A Fondazione Cesvi è stato conferito il riconoscimento “Cibo per la Vita, oltre il confine”, ritirato dal fondatore Maurizio Carrara. Un premio che valorizza il costante e concreto impegno dell’organizzazione nelle emergenze umanitarie e nel sostegno alle donne e alle loro famiglie in contesti di grande fragilità. In scenari di guerra e crisi, dove l’accesso al cibo diventa una questione di sopravvivenza, Cesvi interviene con tempestività garantendo aiuti alimentari e promuovendo sicurezza e dignità per le popolazioni colpite. Attraverso progetti innovativi come “Arance contro la povertà”, contribuisce inoltre a generare autonomia, sviluppo sostenibile e riscatto sociale, trasformando comunità vulnerabili, in linea con la visione del suo fondatore, capace di costruire una realtà presente nel mondo “qualunque cosa accada”.

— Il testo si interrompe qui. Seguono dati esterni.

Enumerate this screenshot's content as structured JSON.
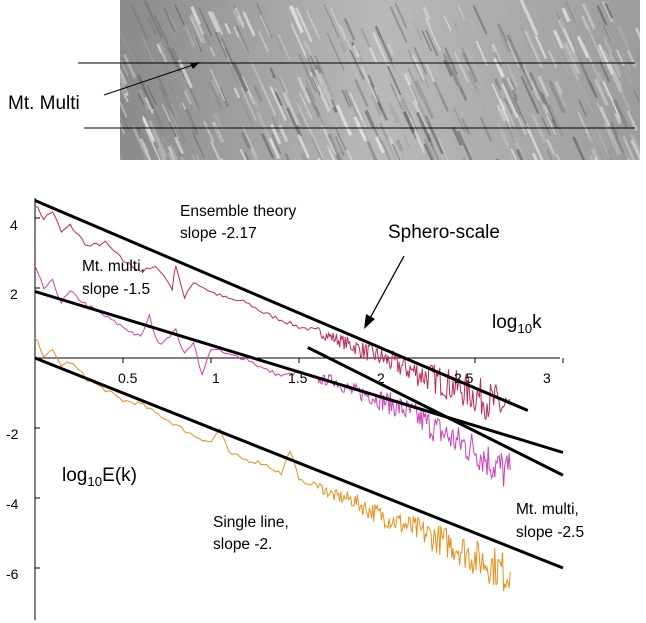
{
  "image_label": "Mt. Multi",
  "chart_data": {
    "type": "line",
    "xlim": [
      0,
      3.05
    ],
    "ylim": [
      -7.4,
      4.9
    ],
    "x_ticks": [
      "0.5",
      "1",
      "1.5",
      "2",
      "2.5",
      "3"
    ],
    "y_ticks": [
      "4",
      "2",
      "-2",
      "-4",
      "-6"
    ],
    "x_tick_values": [
      0.5,
      1,
      1.5,
      2,
      2.5,
      3
    ],
    "y_tick_values": [
      4,
      2,
      -2,
      -4,
      -6
    ],
    "xlabel": {
      "base": "log",
      "sub": "10",
      "rest": "k"
    },
    "ylabel": {
      "base": "log",
      "sub": "10",
      "rest": "E(k)"
    },
    "grid": false,
    "series": [
      {
        "color": "#c02a54",
        "points": [
          [
            0.0,
            4.4
          ],
          [
            0.05,
            4.0
          ],
          [
            0.1,
            4.2
          ],
          [
            0.15,
            3.6
          ],
          [
            0.2,
            3.8
          ],
          [
            0.3,
            3.2
          ],
          [
            0.4,
            3.3
          ],
          [
            0.5,
            2.8
          ],
          [
            0.6,
            2.5
          ],
          [
            0.7,
            2.6
          ],
          [
            0.78,
            2.0
          ],
          [
            0.8,
            2.7
          ],
          [
            0.85,
            1.7
          ],
          [
            0.9,
            2.2
          ],
          [
            1.0,
            1.9
          ],
          [
            1.1,
            1.7
          ],
          [
            1.2,
            1.6
          ],
          [
            1.3,
            1.3
          ],
          [
            1.4,
            1.1
          ],
          [
            1.5,
            0.9
          ],
          [
            1.6,
            0.8
          ],
          [
            1.7,
            0.6
          ],
          [
            1.8,
            0.4
          ],
          [
            1.9,
            0.2
          ],
          [
            2.0,
            0.0
          ],
          [
            2.1,
            -0.2
          ],
          [
            2.2,
            -0.4
          ],
          [
            2.3,
            -0.55
          ],
          [
            2.4,
            -0.75
          ],
          [
            2.5,
            -0.95
          ],
          [
            2.6,
            -1.15
          ],
          [
            2.7,
            -1.35
          ]
        ]
      },
      {
        "color": "#cf3fb8",
        "points": [
          [
            0.0,
            2.6
          ],
          [
            0.05,
            2.0
          ],
          [
            0.1,
            2.2
          ],
          [
            0.15,
            1.6
          ],
          [
            0.2,
            1.9
          ],
          [
            0.3,
            1.5
          ],
          [
            0.4,
            1.2
          ],
          [
            0.5,
            0.9
          ],
          [
            0.6,
            0.6
          ],
          [
            0.65,
            1.2
          ],
          [
            0.7,
            0.4
          ],
          [
            0.8,
            0.8
          ],
          [
            0.85,
            0.1
          ],
          [
            0.9,
            0.5
          ],
          [
            0.95,
            -0.5
          ],
          [
            1.0,
            0.3
          ],
          [
            1.1,
            0.1
          ],
          [
            1.2,
            0.0
          ],
          [
            1.3,
            -0.3
          ],
          [
            1.4,
            -0.5
          ],
          [
            1.5,
            -0.4
          ],
          [
            1.6,
            -0.6
          ],
          [
            1.7,
            -0.6
          ],
          [
            1.8,
            -0.9
          ],
          [
            1.9,
            -1.0
          ],
          [
            2.0,
            -1.2
          ],
          [
            2.1,
            -1.4
          ],
          [
            2.2,
            -1.7
          ],
          [
            2.3,
            -2.0
          ],
          [
            2.4,
            -2.3
          ],
          [
            2.5,
            -2.5
          ],
          [
            2.6,
            -2.9
          ],
          [
            2.7,
            -3.2
          ]
        ]
      },
      {
        "color": "#e8901c",
        "points": [
          [
            0.0,
            0.6
          ],
          [
            0.05,
            0.1
          ],
          [
            0.1,
            0.2
          ],
          [
            0.15,
            -0.2
          ],
          [
            0.2,
            -0.1
          ],
          [
            0.3,
            -0.6
          ],
          [
            0.4,
            -0.9
          ],
          [
            0.5,
            -1.2
          ],
          [
            0.6,
            -1.3
          ],
          [
            0.7,
            -1.6
          ],
          [
            0.8,
            -1.9
          ],
          [
            0.9,
            -2.2
          ],
          [
            1.0,
            -2.4
          ],
          [
            1.05,
            -2.0
          ],
          [
            1.1,
            -2.7
          ],
          [
            1.2,
            -2.9
          ],
          [
            1.3,
            -3.0
          ],
          [
            1.4,
            -3.3
          ],
          [
            1.45,
            -2.6
          ],
          [
            1.5,
            -3.5
          ],
          [
            1.6,
            -3.6
          ],
          [
            1.7,
            -3.9
          ],
          [
            1.8,
            -4.0
          ],
          [
            1.9,
            -4.3
          ],
          [
            2.0,
            -4.5
          ],
          [
            2.1,
            -4.7
          ],
          [
            2.2,
            -4.9
          ],
          [
            2.3,
            -5.1
          ],
          [
            2.4,
            -5.3
          ],
          [
            2.5,
            -5.6
          ],
          [
            2.6,
            -5.8
          ],
          [
            2.7,
            -6.1
          ]
        ]
      }
    ],
    "fits": [
      {
        "x": [
          0.0,
          2.8
        ],
        "y": [
          4.5,
          -1.5
        ]
      },
      {
        "x": [
          0.0,
          3.0
        ],
        "y": [
          1.9,
          -2.7
        ]
      },
      {
        "x": [
          0.0,
          3.0
        ],
        "y": [
          0.0,
          -6.0
        ]
      },
      {
        "x": [
          1.55,
          3.0
        ],
        "y": [
          0.3,
          -3.35
        ]
      }
    ]
  },
  "annotations": {
    "ensemble": [
      "Ensemble theory",
      "slope -2.17"
    ],
    "sphero": "Sphero-scale",
    "mt_multi_15": [
      "Mt. multi,",
      "slope -1.5"
    ],
    "single_line": [
      "Single line,",
      "slope -2."
    ],
    "mt_multi_25": [
      "Mt. multi,",
      "slope -2.5"
    ]
  }
}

Il premio “Cibo, economia del rispetto e sostenibilità” è stato assegnato a Slow Food, ritirato da Laura Norese, collaboratrice principale guida Slow wine e coordinatrice Banca del Vino. Il riconoscimento sottolinea l’impegno con cui Slow Food promuove un modello di sviluppo fondato sul rispetto della terra, delle comunità e delle persone che producono il cibo. Attraverso la sua azione culturale e sociale, l’associazione contribuisce a valorizzare il ruolo delle donne nella filiera agroalimentare, spesso poco visibile ma essenziale per la tutela della biodiversità, dei saperi locali e delle tradizioni. Un lavoro che rafforza una visione del cibo e dell’agricoltura come espressione concreta di sostenibilità, responsabilità e cura del territorio.

Alle Cuoche Combattenti è andato il premio “Cibo, inclusione e dignità”, ritirato da Roberta Urso, Donna del vino siciliana e consigliere nazionale. Fondata da Nicoletta Cosentino, questa realtà rappresenta un esempio concreto di resilienza e riscatto: attraverso il lavoro e la creatività, donne che hanno vissuto la violenza trasformano la propria esperienza in forza, costruendo percorsi di indipendenza economica e autonomia personale. Un progetto che, anche grazie al cibo, si fa strumento di rinascita e cambiamento sociale, diffondendo un messaggio positivo di autodeterminazione, speranza e dignità.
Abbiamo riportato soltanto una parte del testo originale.